Why didn’t you bring up Spunkmouth or Eat Some Ass? There’s some mighty fine jerk material there, and, like all the sites I’m associated with, it’s a true value.

This is a perfect segue into the Bargain that is Internet Porn…let The Digression begin:

Perverts of the World Rejoice! (And let’s face it, that’s most of us).

Remember in the old, old, days, when slick, glossy, hardcore magazines cost fifty or a hundred bucks? And you had to actually go to a movie theater and sit next to people even more perverted than yourself, and jack next to them as the movie played on the screen? Oh, and nope — no rewinding to see that pop shot again!

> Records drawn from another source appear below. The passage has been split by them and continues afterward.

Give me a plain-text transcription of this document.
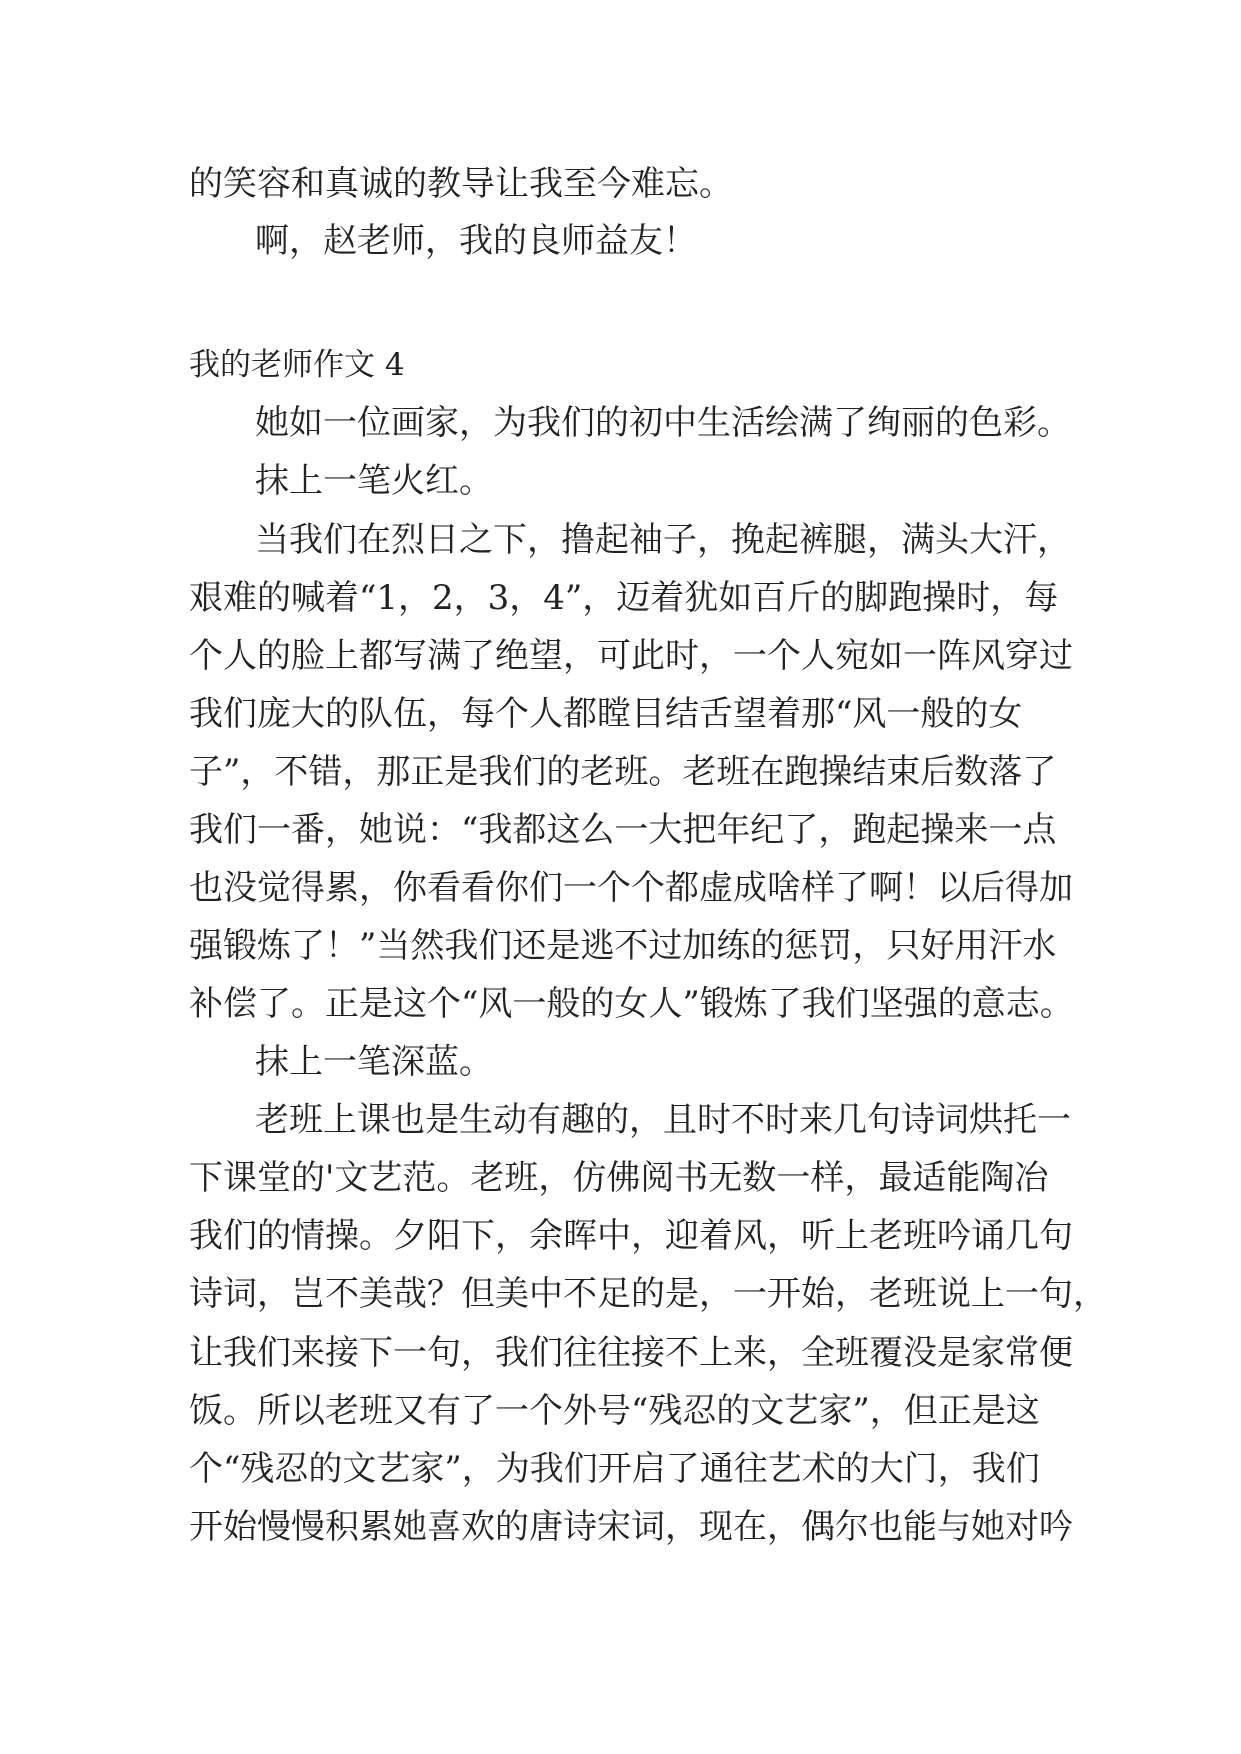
的笑容和真诚的教导让我至今难忘。
啊，赵老师，我的良师益友！
我的老师作文 4
她如一位画家，为我们的初中生活绘满了绚丽的色彩。
抹上一笔火红。
当我们在烈日之下，撸起袖子，挽起裤腿，满头大汗，
艰难的喊着“1，2，3，4”，迈着犹如百斤的脚跑操时，每
个人的脸上都写满了绝望，可此时，一个人宛如一阵风穿过
我们庞大的队伍，每个人都瞠目结舌望着那“风一般的女
子”，不错，那正是我们的老班。老班在跑操结束后数落了
我们一番，她说：“我都这么一大把年纪了，跑起操来一点
也没觉得累，你看看你们一个个都虚成啥样了啊！以后得加
强锻炼了！”当然我们还是逃不过加练的惩罚，只好用汗水
补偿了。正是这个“风一般的女人”锻炼了我们坚强的意志。
抹上一笔深蓝。
老班上课也是生动有趣的，且时不时来几句诗词烘托一
下课堂的'文艺范。老班，仿佛阅书无数一样，最适能陶冶
我们的情操。夕阳下，余晖中，迎着风，听上老班吟诵几句
诗词，岂不美哉？但美中不足的是，一开始，老班说上一句，
让我们来接下一句，我们往往接不上来，全班覆没是家常便
饭。所以老班又有了一个外号“残忍的文艺家”，但正是这
个“残忍的文艺家”，为我们开启了通往艺术的大门，我们
开始慢慢积累她喜欢的唐诗宋词，现在，偶尔也能与她对吟
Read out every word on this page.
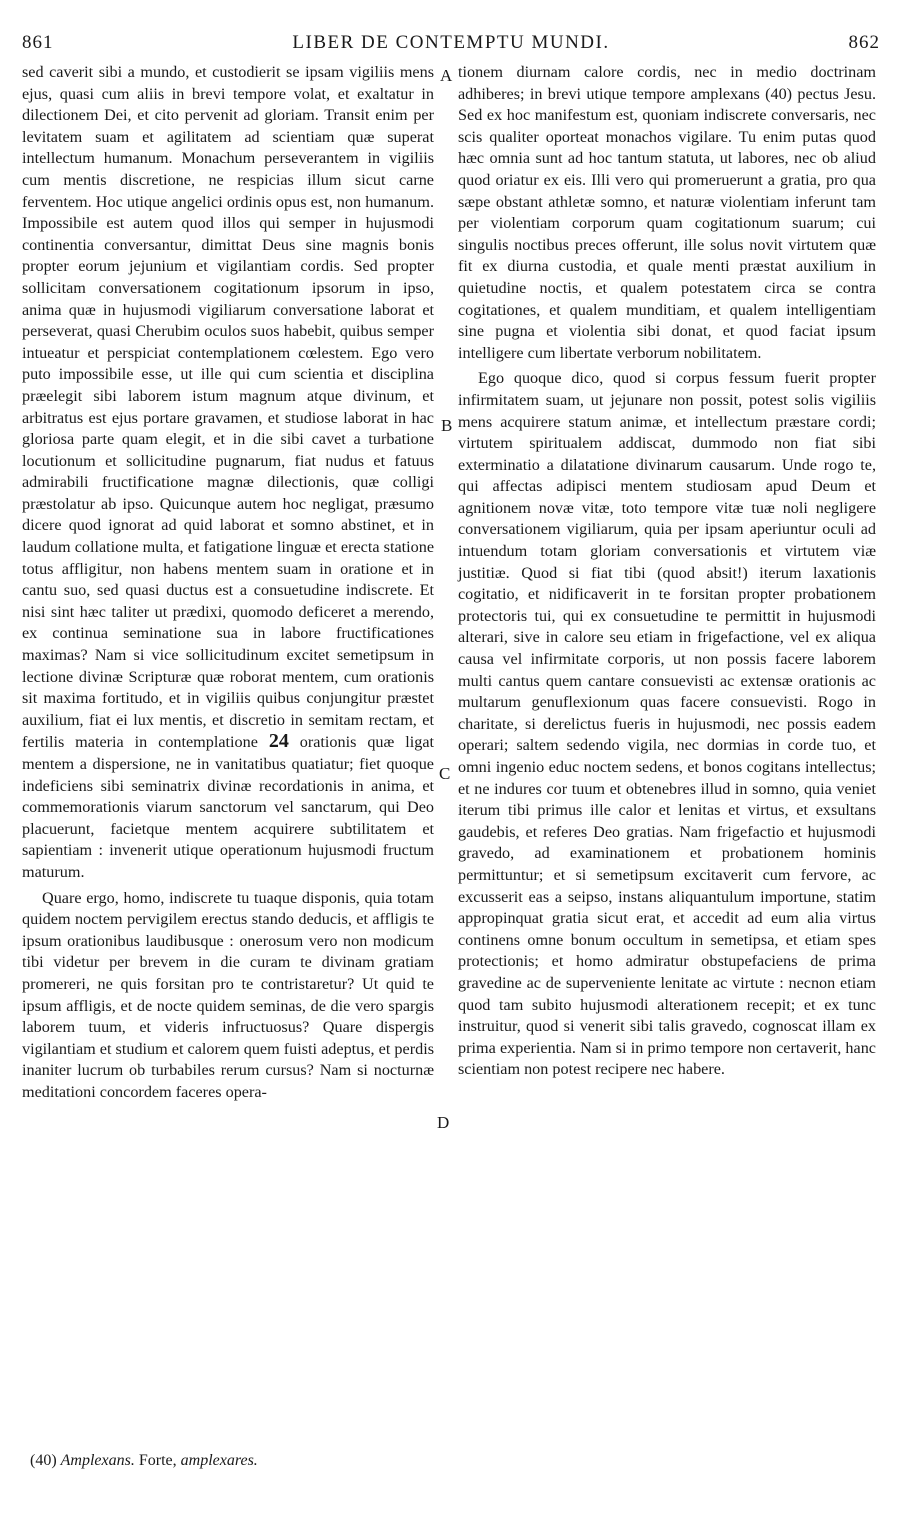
861	LIBER DE CONTEMPTU MUNDI.	862

sed caverit sibi a mundo, et custodierit se ipsam vigiliis mens ejus, quasi cum aliis in brevi tempore volat, et exaltatur in dilectionem Dei, et cito pervenit ad gloriam. Transit enim per levitatem suam et agilitatem ad scientiam quæ superat intellectum humanum. Monachum perseverantem in vigiliis cum mentis discretione, ne respicias illum sicut carne ferventem. Hoc utique angelici ordinis opus est, non humanum. Impossibile est autem quod illos qui semper in hujusmodi continentia conversantur, dimittat Deus sine magnis bonis propter eorum jejunium et vigilantiam cordis. Sed propter sollicitam conversationem cogitationum ipsorum in ipso, anima quæ in hujusmodi vigiliarum conversatione laborat et perseverat, quasi Cherubim oculos suos habebit, quibus semper intueatur et perspiciat contemplationem cœlestem. Ego vero puto impossibile esse, ut ille qui cum scientia et disciplina præelegit sibi laborem istum magnum atque divinum, et arbitratus est ejus portare gravamen, et studiose laborat in hac gloriosa parte quam elegit, et in die sibi cavet a turbatione locutionum et sollicitudine pugnarum, fiat nudus et fatuus admirabili fructificatione magnæ dilectionis, quæ colligi præstolatur ab ipso. Quicunque autem hoc negligat, præsumo dicere quod ignorat ad quid laborat et somno abstinet, et in laudum collatione multa, et fatigatione linguæ et erecta statione totus affligitur, non habens mentem suam in oratione et in cantu suo, sed quasi ductus est a consuetudine indiscrete. Et nisi sint hæc taliter ut prædixi, quomodo deficeret a merendo, ex continua seminatione sua in labore fructificationes maximas? Nam si vice sollicitudinum excitet semetipsum in lectione divinæ Scripturæ quæ roborat mentem, cum orationis sit maxima fortitudo, et in vigiliis quibus conjungitur præstet auxilium, fiat ei lux mentis, et discretio in semitam rectam, et fertilis materia in contemplatione 24 orationis quæ ligat mentem a dispersione, ne in vanitatibus quatiatur; fiet quoque indeficiens sibi seminatrix divinæ recordationis in anima, et commemorationis viarum sanctorum vel sanctarum, qui Deo placuerunt, facietque mentem acquirere subtilitatem et sapientiam : invenerit utique operationum hujusmodi fructum maturum.

Quare ergo, homo, indiscrete tu tuaque disponis, quia totam quidem noctem pervigilem erectus stando deducis, et affligis te ipsum orationibus laudibusque : onerosum vero non modicum tibi videtur per brevem in die curam te divinam gratiam promereri, ne quis forsitan pro te contristaretur? Ut quid te ipsum affligis, et de nocte quidem seminas, de die vero spargis laborem tuum, et videris infructuosus? Quare dispergis vigilantiam et studium et calorem quem fuisti adeptus, et perdis inaniter lucrum ob turbabiles rerum cursus? Nam si nocturnæ meditationi concordem faceres opera-

A
B
C
D

tionem diurnam calore cordis, nec in medio doctrinam adhiberes; in brevi utique tempore amplexans (40) pectus Jesu. Sed ex hoc manifestum est, quoniam indiscrete conversaris, nec scis qualiter oporteat monachos vigilare. Tu enim putas quod hæc omnia sunt ad hoc tantum statuta, ut labores, nec ob aliud quod oriatur ex eis. Illi vero qui promeruerunt a gratia, pro qua sæpe obstant athletæ somno, et naturæ violentiam inferunt tam per violentiam corporum quam cogitationum suarum; cui singulis noctibus preces offerunt, ille solus novit virtutem quæ fit ex diurna custodia, et quale menti præstat auxilium in quietudine noctis, et qualem potestatem circa se contra cogitationes, et qualem munditiam, et qualem intelligentiam sine pugna et violentia sibi donat, et quod faciat ipsum intelligere cum libertate verborum nobilitatem.

Ego quoque dico, quod si corpus fessum fuerit propter infirmitatem suam, ut jejunare non possit, potest solis vigiliis mens acquirere statum animæ, et intellectum præstare cordi; virtutem spiritualem addiscat, dummodo non fiat sibi exterminatio a dilatatione divinarum causarum. Unde rogo te, qui affectas adipisci mentem studiosam apud Deum et agnitionem novæ vitæ, toto tempore vitæ tuæ noli negligere conversationem vigiliarum, quia per ipsam aperiuntur oculi ad intuendum totam gloriam conversationis et virtutem viæ justitiæ. Quod si fiat tibi (quod absit!) iterum laxationis cogitatio, et nidificaverit in te forsitan propter probationem protectoris tui, qui ex consuetudine te permittit in hujusmodi alterari, sive in calore seu etiam in frigefactione, vel ex aliqua causa vel infirmitate corporis, ut non possis facere laborem multi cantus quem cantare consuevisti ac extensæ orationis ac multarum genuflexionum quas facere consuevisti. Rogo in charitate, si derelictus fueris in hujusmodi, nec possis eadem operari; saltem sedendo vigila, nec dormias in corde tuo, et omni ingenio educ noctem sedens, et bonos cogitans intellectus; et ne indures cor tuum et obtenebres illud in somno, quia veniet iterum tibi primus ille calor et lenitas et virtus, et exsultans gaudebis, et referes Deo gratias. Nam frigefactio et hujusmodi gravedo, ad examinationem et probationem hominis permittuntur; et si semetipsum excitaverit cum fervore, ac excusserit eas a seipso, instans aliquantulum importune, statim appropinquat gratia sicut erat, et accedit ad eum alia virtus continens omne bonum occultum in semetipsa, et etiam spes protectionis; et homo admiratur obstupefaciens de prima gravedine ac de superveniente lenitate ac virtute : necnon etiam quod tam subito hujusmodi alterationem recepit; et ex tunc instruitur, quod si venerit sibi talis gravedo, cognoscat illam ex prima experientia. Nam si in primo tempore non certaverit, hanc scientiam non potest recipere nec habere.

(40) Amplexans. Forte, amplexares.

Of course you don’t recall that, cause even I am not that old. (However, I do remember being 11 or 12 and walking by the Kiva Theater in Old Town Scottsdale and seeing TELL THEM JOHNNY WADD IS HERE on their marquee.)

Really.

And I recall being 17 when my family shelled out 500 clams for our first VCR, and heading right to the local Mom-And-Pop video rental shop, where, in the back room — behind the blue curtain — lay Paradise.

$5 per title per day allowed me to beat off like a monkey in the zoo.

And now, internet porn!

Join any of our sites, and you’ll get heaps and mounds at The Jack Shack for about a dollar a day, and no sitting next to perverts in filthy, cum-stained theater seats, and no video clerk at Mom-And-Pop’s shop knowing all your secret perversions.

Trust me when I say this: Internet Porn will save the world, one load at a time.

There will come a day when all the sexually repressed folks of the world who hate everyone and everything will finally mind their own business, take a deep breath, and join a porn site! At that glorious moment months (and sometimes years!) of built-up tension will finally be released, and they’ll feel better than they ever have — so much so all the guilt and shameful feelings of sitting in front of their monitor with jizzy hands and keyboard will be lifted from their souls — and it will be on that day when The Hate will be conquered and the world will be a better place.

And I’m the one you will pat on the back and thank when that day occurs.

Why can’t the Republicans figure this out?